Yes, the skater will align to "up" when the calibration signal is triggered.
- IIRC, you can confirm this in MAME v0.142 or newer versions where the "Machine Configuration" menu option of controller type includes "real". Not sure what other settings to adjust to get the snap alignment, but there was a related thread about it
here.
The position disc works just like a spinner.
- It outputs
relative position changes. i.e. two steps clockwise, 5 steps counter-clockwise
- When the game board boots up, it doesn't know what direction the joystick is pointing
until the calibration disc triggers.
The calibration disc is mounted so the tooth is aligned with the calibration optos when the handle is in the 12 o'clock position.
- This provides an
absolute position. i.e. When the calibration optos trigger, the joystick is passing through the 12 o'clock position. Now that it knows where "up" is, any changes from the position wheel are relative to that "up".
Or does it only calibrate on a specific screen?
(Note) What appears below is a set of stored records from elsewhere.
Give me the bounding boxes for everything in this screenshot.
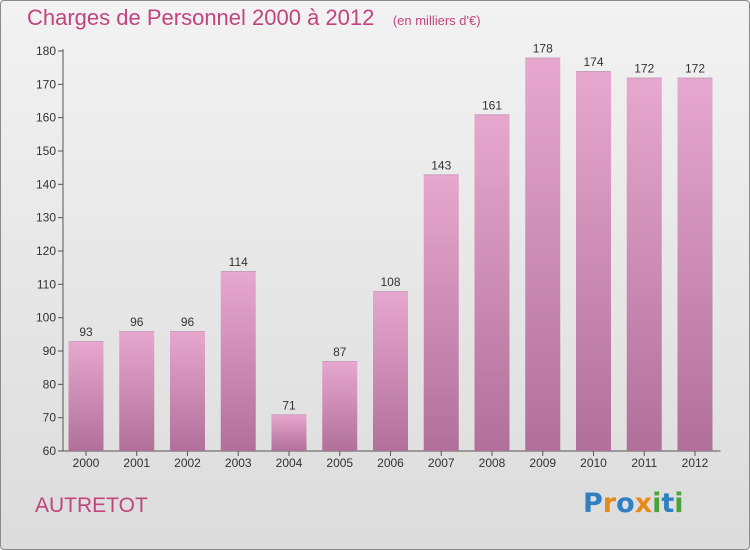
y-tick-label: 140 xyxy=(36,177,56,191)
data-label: 114 xyxy=(229,255,248,269)
logo-letter: r xyxy=(602,488,617,519)
title-row: Charges de Personnel 2000 à 2012 (en mil… xyxy=(27,5,481,31)
y-tick-label: 80 xyxy=(43,377,57,391)
data-label: 172 xyxy=(685,62,705,76)
y-tick-label: 120 xyxy=(36,244,56,258)
logo-letter: i xyxy=(674,488,684,519)
data-label: 87 xyxy=(333,345,347,359)
bar xyxy=(170,331,205,451)
x-tick-label: 2000 xyxy=(73,456,100,470)
data-label: 96 xyxy=(181,315,195,329)
bar xyxy=(220,271,256,451)
data-label: 161 xyxy=(482,98,502,112)
logo-letter: t xyxy=(661,488,675,519)
bar xyxy=(271,414,307,451)
y-tick-label: 130 xyxy=(36,211,56,225)
y-tick-label: 110 xyxy=(37,277,56,291)
chart-title: Charges de Personnel 2000 à 2012 xyxy=(27,5,375,30)
x-tick-label: 2007 xyxy=(428,456,455,470)
data-label: 108 xyxy=(380,275,400,289)
y-tick-label: 100 xyxy=(36,311,56,325)
x-tick-label: 2006 xyxy=(377,456,404,470)
logo-letter: P xyxy=(583,488,603,519)
data-label: 93 xyxy=(79,325,93,339)
y-tick-label: 70 xyxy=(43,411,57,425)
bar xyxy=(423,174,459,452)
x-tick-label: 2005 xyxy=(326,456,353,470)
data-label: 174 xyxy=(583,55,603,69)
commune-name: AUTRETOT xyxy=(35,494,148,517)
y-tick-label: 150 xyxy=(36,144,56,158)
bar xyxy=(677,77,713,452)
x-tick-label: 2004 xyxy=(276,456,303,470)
bars: 93 96 96 114 71 87 108 143 161 178 174 172 172 xyxy=(68,42,713,452)
bar xyxy=(373,291,408,451)
y-tick-label: 180 xyxy=(36,44,56,58)
axes: 60 70 80 90 100 110 120 130 140 150 160 170 180 2000 2… xyxy=(36,44,721,470)
bar xyxy=(525,57,561,452)
proxiti-logo: Proxiti xyxy=(583,488,684,519)
chart-subtitle: (en milliers d'€) xyxy=(392,13,481,28)
bar xyxy=(626,77,662,452)
logo-letter: i xyxy=(652,488,662,519)
y-tick-label: 90 xyxy=(43,344,57,358)
x-tick-label: 2003 xyxy=(225,456,252,470)
data-label: 172 xyxy=(634,62,654,76)
logo-letter: o xyxy=(616,488,635,519)
logo-letter: x xyxy=(634,488,653,519)
x-tick-label: 2009 xyxy=(529,456,556,470)
data-label: 143 xyxy=(431,158,451,172)
x-tick-label: 2008 xyxy=(479,456,506,470)
data-label: 178 xyxy=(533,42,553,56)
y-tick-label: 170 xyxy=(36,77,56,91)
data-label: 96 xyxy=(130,315,144,329)
y-tick-label: 60 xyxy=(43,444,57,458)
x-tick-label: 2001 xyxy=(123,456,150,470)
x-tick-label: 2010 xyxy=(580,456,607,470)
bar xyxy=(68,341,104,451)
x-tick-label: 2002 xyxy=(174,456,201,470)
x-tick-label: 2012 xyxy=(682,456,709,470)
bar xyxy=(576,71,611,451)
bar xyxy=(322,361,358,451)
x-tick-label: 2011 xyxy=(631,456,657,470)
bar xyxy=(119,331,155,451)
data-label: 71 xyxy=(282,398,296,412)
bar xyxy=(474,114,510,451)
y-tick-label: 160 xyxy=(36,111,56,125)
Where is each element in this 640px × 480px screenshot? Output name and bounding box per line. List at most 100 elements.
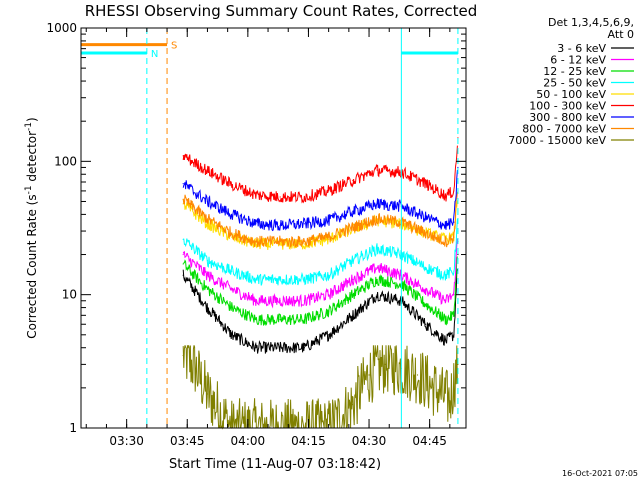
legend-label-100-300-kev: 100 - 300 keV: [529, 100, 606, 113]
legend-label-7000-15000-kev: 7000 - 15000 keV: [508, 134, 606, 147]
series-100-300-kev-point: [352, 179, 354, 181]
series-25-50-kev-point: [206, 260, 209, 262]
series-25-50-kev-point: [445, 274, 447, 276]
series-12-25-kev-point: [376, 278, 378, 281]
series-25-50-kev-point: [255, 278, 257, 281]
series-6-12-kev-point: [279, 300, 281, 302]
series-7000-15000-kev-point: [449, 400, 451, 402]
series-300-800-kev-point: [182, 183, 184, 185]
series-300-800-kev-point: [303, 223, 306, 225]
series-7000-15000-kev-point: [194, 367, 196, 369]
series-3-6-kev-point: [453, 334, 455, 336]
series-6-12-kev-point: [445, 300, 447, 302]
series-800-7000-kev-point: [279, 241, 281, 243]
y-axis-label-end: ): [25, 117, 39, 122]
series-300-800-kev-point: [445, 224, 447, 227]
legend-label-300-800-kev: 300 - 800 keV: [529, 111, 606, 124]
series-12-25-kev-point: [231, 306, 233, 309]
series-6-12-kev-point: [352, 278, 354, 281]
series-12-25-kev-point: [255, 319, 257, 321]
series-6-12-kev-point: [206, 274, 209, 276]
x-tick-label: 04:45: [412, 434, 447, 448]
series-25-50-kev-point: [303, 278, 306, 281]
series-layer: [182, 137, 459, 430]
series-6-12-kev-point: [255, 300, 257, 302]
series-25-50-kev-point: [352, 260, 354, 262]
series-6-12-kev-point: [328, 294, 330, 296]
series-3-6-kev-point: [231, 334, 233, 336]
series-100-300-kev-point: [445, 195, 447, 197]
y-axis-label-mid: detector: [25, 131, 39, 186]
annotation-label-n: N: [151, 49, 158, 60]
series-100-300-kev-point: [453, 190, 455, 192]
legend-header-line2: Att 0: [608, 28, 634, 41]
legend-label-50-100-kev: 50 - 100 keV: [536, 88, 606, 101]
series-100-300-kev-point: [182, 155, 184, 157]
y-tick-label: 100: [54, 154, 77, 168]
series-6-12-kev-point: [231, 288, 233, 290]
series-100-300-kev: [182, 137, 459, 204]
series-3-6-kev-point: [255, 347, 257, 349]
series-12-25-kev-point: [453, 314, 455, 316]
series-3-6-kev-point: [328, 334, 330, 336]
series-3-6-kev-point: [425, 323, 427, 325]
series-300-800-kev-point: [376, 203, 378, 205]
series-300-800-kev-point: [279, 224, 281, 227]
series-25-50-kev-point: [279, 278, 281, 281]
series-800-7000-kev-point: [303, 241, 306, 243]
series-25-50-kev: [182, 213, 459, 286]
x-tick-label: 03:45: [170, 434, 205, 448]
series-300-800-kev-point: [425, 216, 427, 218]
series-50-100-kev-point: [279, 243, 281, 245]
y-tick-label: 1000: [46, 21, 77, 35]
y-tick-label: 10: [62, 288, 77, 302]
x-tick-label: 04:30: [352, 434, 387, 448]
series-800-7000-kev-point: [425, 232, 427, 234]
series-100-300-kev-point: [231, 183, 233, 186]
series-3-6-kev-point: [206, 306, 209, 309]
series-50-100-kev-point: [255, 243, 257, 245]
series-300-800-kev-point: [328, 219, 330, 222]
series-100-300-kev-line: [182, 145, 458, 204]
y-axis-label-main: Corrected Count Rate (s: [25, 194, 39, 338]
series-100-300-kev-point: [279, 196, 281, 198]
series-100-300-kev-point: [303, 196, 306, 198]
series-7000-15000-kev-line: [182, 345, 458, 430]
x-tick-label: 03:30: [109, 434, 144, 448]
series-6-12-kev-point: [303, 300, 306, 302]
series-100-300-kev-point: [376, 169, 378, 171]
series-300-800-kev-point: [453, 221, 455, 223]
series-100-300-kev-point: [206, 170, 209, 172]
series-25-50-kev-point: [231, 270, 233, 272]
series-7000-15000-kev-point: [416, 374, 419, 376]
series-800-7000-kev-point: [453, 236, 455, 238]
series-7000-15000-kev-point: [433, 387, 435, 389]
y-tick-label: 1: [69, 421, 77, 435]
series-7000-15000-kev-point: [384, 363, 386, 365]
series-100-300-kev-point: [255, 194, 257, 196]
series-800-7000-kev-point: [182, 198, 184, 200]
series-3-6-kev-point: [352, 314, 354, 316]
annotation-label-s: S: [171, 41, 177, 52]
series-25-50-kev-point: [328, 274, 330, 276]
series-7000-15000-kev-point: [368, 374, 370, 376]
series-25-50-kev-point: [182, 238, 184, 240]
series-25-50-kev-point: [425, 266, 427, 269]
series-3-6-kev-point: [182, 274, 184, 276]
series-12-25-kev-point: [352, 294, 354, 296]
timestamp: 16-Oct-2021 07:05: [562, 469, 638, 478]
x-axis-label: Start Time (11-Aug-07 03:18:42): [169, 457, 381, 472]
series-3-6-kev-point: [303, 347, 306, 349]
series-25-50-kev-point: [457, 213, 459, 215]
series-3-6-kev-point: [445, 340, 447, 342]
series-12-25-kev-point: [206, 288, 209, 290]
series-3-6-kev-line: [182, 268, 458, 354]
plot-frame: [80, 27, 467, 429]
series-6-12-kev-point: [182, 253, 184, 256]
series-300-800-kev-point: [231, 213, 233, 215]
chart-title: RHESSI Observing Summary Count Rates, Co…: [85, 2, 478, 20]
legend-label-3-6-kev: 3 - 6 keV: [557, 42, 606, 55]
series-800-7000-kev-point: [206, 218, 209, 220]
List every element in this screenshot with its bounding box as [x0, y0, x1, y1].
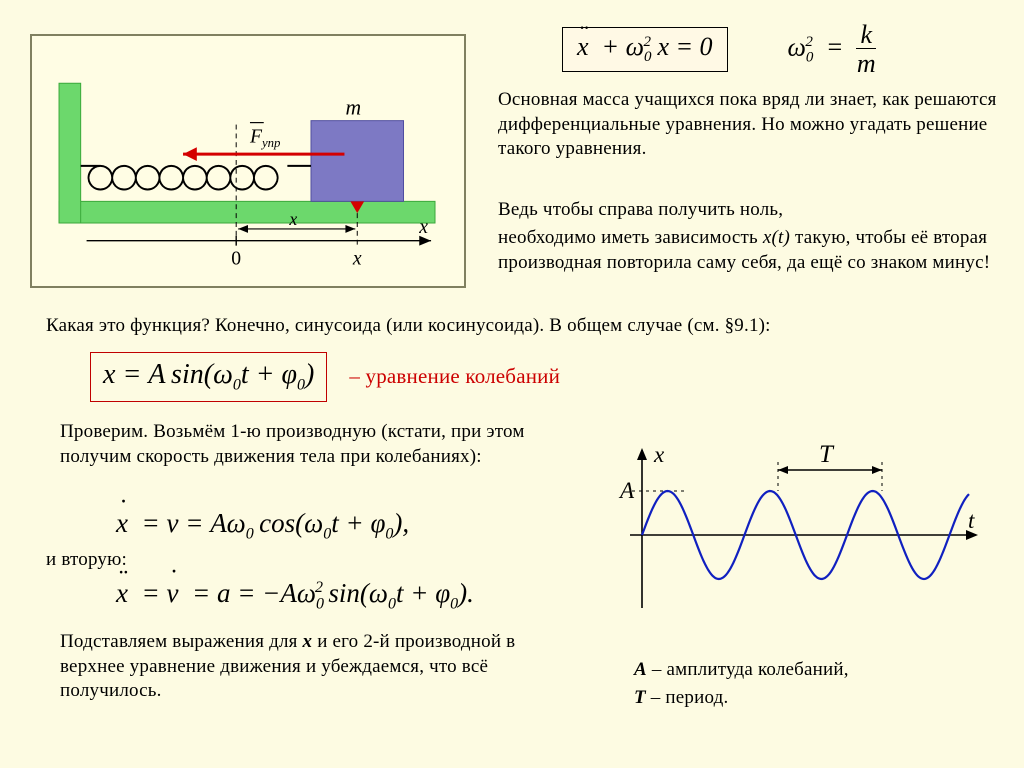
x-end-label: x: [352, 247, 362, 269]
sine-wave-plot: x t A T: [570, 440, 990, 630]
paragraph-1: Основная масса учащихся пока вряд ли зна…: [498, 88, 1004, 162]
zero-label: 0: [231, 247, 241, 269]
diagram-svg: m Fупр x 0: [32, 36, 464, 286]
svg-text:t: t: [968, 508, 975, 533]
svg-text:T: T: [819, 441, 835, 468]
paragraph-3: Какая это функция? Конечно, синусоида (и…: [46, 314, 986, 339]
top-equations: x¨ + ω02 x = 0 ω02 = k m: [562, 22, 876, 77]
paragraph-4: Проверим. Возьмём 1-ю производную (кстат…: [60, 420, 530, 469]
velocity-equation: x˙ = v = Aω0 cos(ω0t + φ0),: [116, 508, 409, 543]
paragraph-2b: необходимо иметь зависимость x(t) такую,…: [498, 226, 1004, 275]
x-axis-label: x: [418, 216, 428, 238]
acceleration-equation: x¨ = v˙ = a = −Aω02 sin(ω0t + φ0).: [116, 578, 474, 613]
spring-mass-diagram: m Fупр x 0: [30, 34, 466, 288]
solution-equation: x = A sin(ω0t + φ0): [90, 352, 327, 402]
svg-text:x: x: [653, 442, 665, 467]
x-dim-label: x: [288, 209, 297, 229]
solution-label: – уравнение колебаний: [349, 363, 560, 390]
paragraph-5: и вторую:: [46, 548, 127, 573]
force-label: Fупр: [249, 125, 281, 150]
paragraph-2a: Ведь чтобы справа получить ноль,: [498, 198, 1004, 223]
mass-label: m: [345, 96, 361, 120]
paragraph-6: Подставляем выражения для x и его 2-й пр…: [60, 630, 540, 704]
diff-equation: x¨ + ω02 x = 0: [562, 27, 728, 71]
page-content: x¨ + ω02 x = 0 ω02 = k m m: [0, 0, 1024, 768]
period-caption: T – период.: [634, 686, 728, 711]
omega-definition: ω02 = k m: [788, 22, 876, 77]
amplitude-caption: A – амплитуда колебаний,: [634, 658, 849, 683]
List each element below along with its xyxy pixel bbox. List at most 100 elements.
It calibrates throughout gameplay.
Every time the joystick handle passes through the 12 o'clock position, the slots on the calibration disc pass through the calibration optos, triggering a calibration signal that tells the game PCB to turn the skater to face 12 o'clock.
I would think, once it knows which way it up, it would not need to calibrate again as it would be programmed for that encoder wheel.
Remember that the encoder wheel outputs
relative position changes, not an absolute position.
- If the spinner alone could hold calibration, there would be no need for the calibration disc.
I suspect that part of the problem also has to do with how the game logic applies the directional angle and speed (a vector) to the grid-like layout of the playfield.
- Add in the possibility of jitter or backlash on the position encoder wheel and it makes sense that Atari would add the calibration disc.